Wall Street analysts were expecting Google to report earnings of $8.71 a share, or $10.65 a share excluding stock grants and other one-time charges, on revenue of $11.87 billion, according to a survey by Thomson Reuters.
The decline was even more dramatic because Google's stock had soared more than 25 percent in the past three months — making it one of the most valuable tech companies in the world, after Apple and Microsoft — amid signs the company is expanding its business on several fronts including online video and mobile devices. Google, which makes the popular Android operating software, says consumers activate more than 1.3 million new Android gadgets every day.
At the same time, Google has been cementing its dominance in the lucrative online advertising market.
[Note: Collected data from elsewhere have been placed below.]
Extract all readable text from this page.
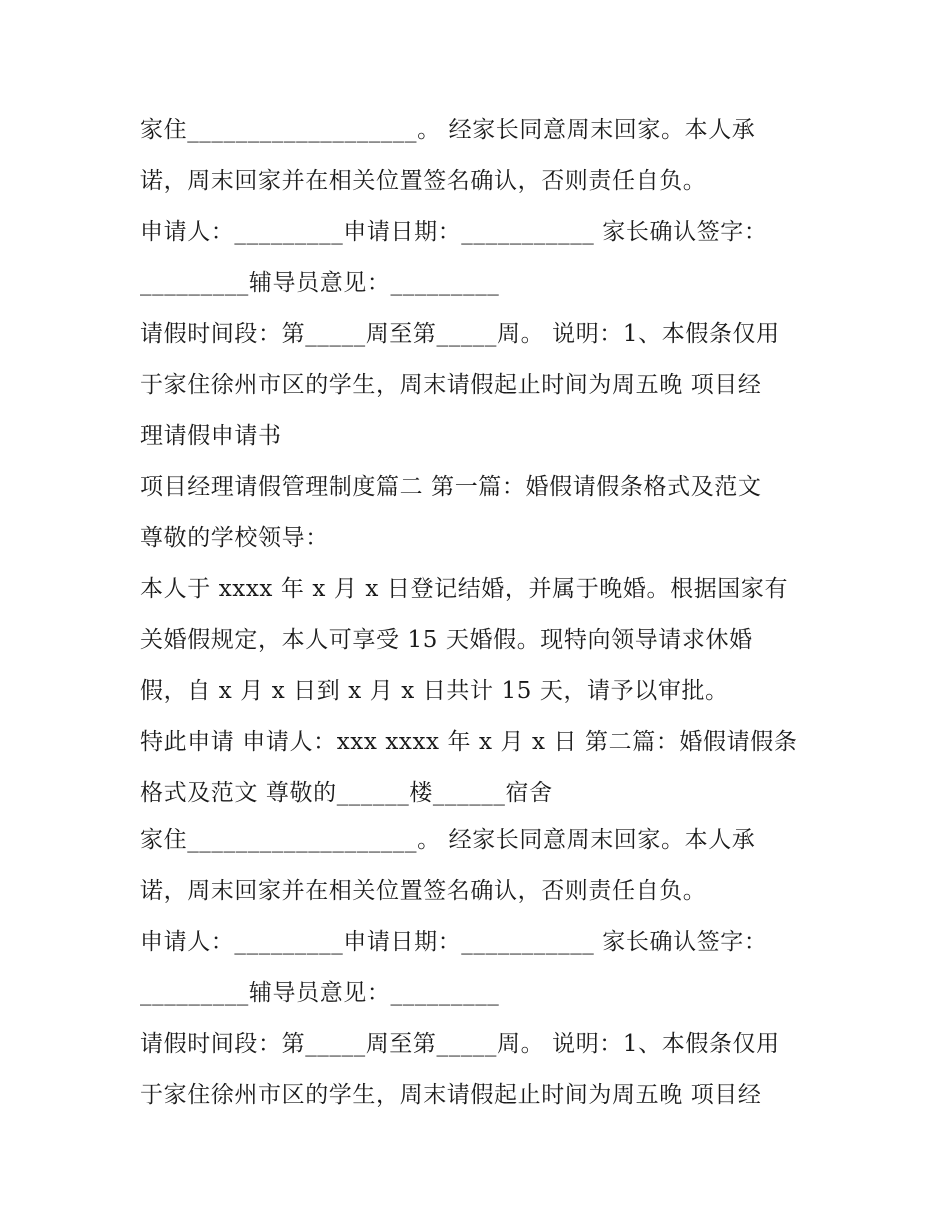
家住___________________。 经家长同意周末回家。本人承
诺，周末回家并在相关位置签名确认，否则责任自负。
申请人：_________申请日期：___________ 家长确认签字：
_________辅导员意见：_________
请假时间段：第_____周至第_____周。 说明：1、本假条仅用
于家住徐州市区的学生，周末请假起止时间为周五晚 项目经
理请假申请书
项目经理请假管理制度篇二 第一篇：婚假请假条格式及范文
尊敬的学校领导：
本人于 xxxx 年 x 月 x 日登记结婚，并属于晚婚。根据国家有
关婚假规定，本人可享受 15 天婚假。现特向领导请求休婚
假，自 x 月 x 日到 x 月 x 日共计 15 天，请予以审批。
特此申请 申请人：xxx xxxx 年 x 月 x 日 第二篇：婚假请假条
格式及范文 尊敬的______楼______宿舍
家住___________________。 经家长同意周末回家。本人承
诺，周末回家并在相关位置签名确认，否则责任自负。
申请人：_________申请日期：___________ 家长确认签字：
_________辅导员意见：_________
请假时间段：第_____周至第_____周。 说明：1、本假条仅用
于家住徐州市区的学生，周末请假起止时间为周五晚 项目经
Google handles more than two-thirds of all Internet search queries in the United States, which means it sells the majority of search advertising. It's also the leader in selling online display ads, which appear on a variety of commercial websites, after passing both Yahoo and Facebook earlier this year, according to the research firm eMarketer.
But even though Google's business is strong, analysts have cited some lingering concerns:
Google paid $12.4 billion last year to buy Motorola's mobile division, which has struggled to compete in the smartphone hardware market. Google is overhauling that operation by laying off workers and trimming the number of products it makes, but the division's revenue and profit have been shrinking.
In addition, Google is the subject of long-running investigations by U.S. and European regulators who are concerned about Google's consumer privacy policies and whether its dominance of the search business gives it unfair advantage over competitors. Those investigations could produce lawsuits or other regulatory action that might embarrass the company or put a dent in Google's business.
Referring to those investigations, Macquarie Securities analyst Ben Schachter wrote in a report this week: "There are meaningful headline risks, as well as long-term strategic risks."
While analysts were expecting an upbeat report, they have been eager to hear from Google's chief executive, Larry Page, who skipped the company's last financial conference call in July because of an unexplained problem with his voice. He was expected to speak on the call Thursday.
The 39-year-old Page has said there was nothing seriously wrong with his health, but he had not spoken in public for several months until earlier this week, when he addressed several hundred Google advertising partners at a meeting in Arizona.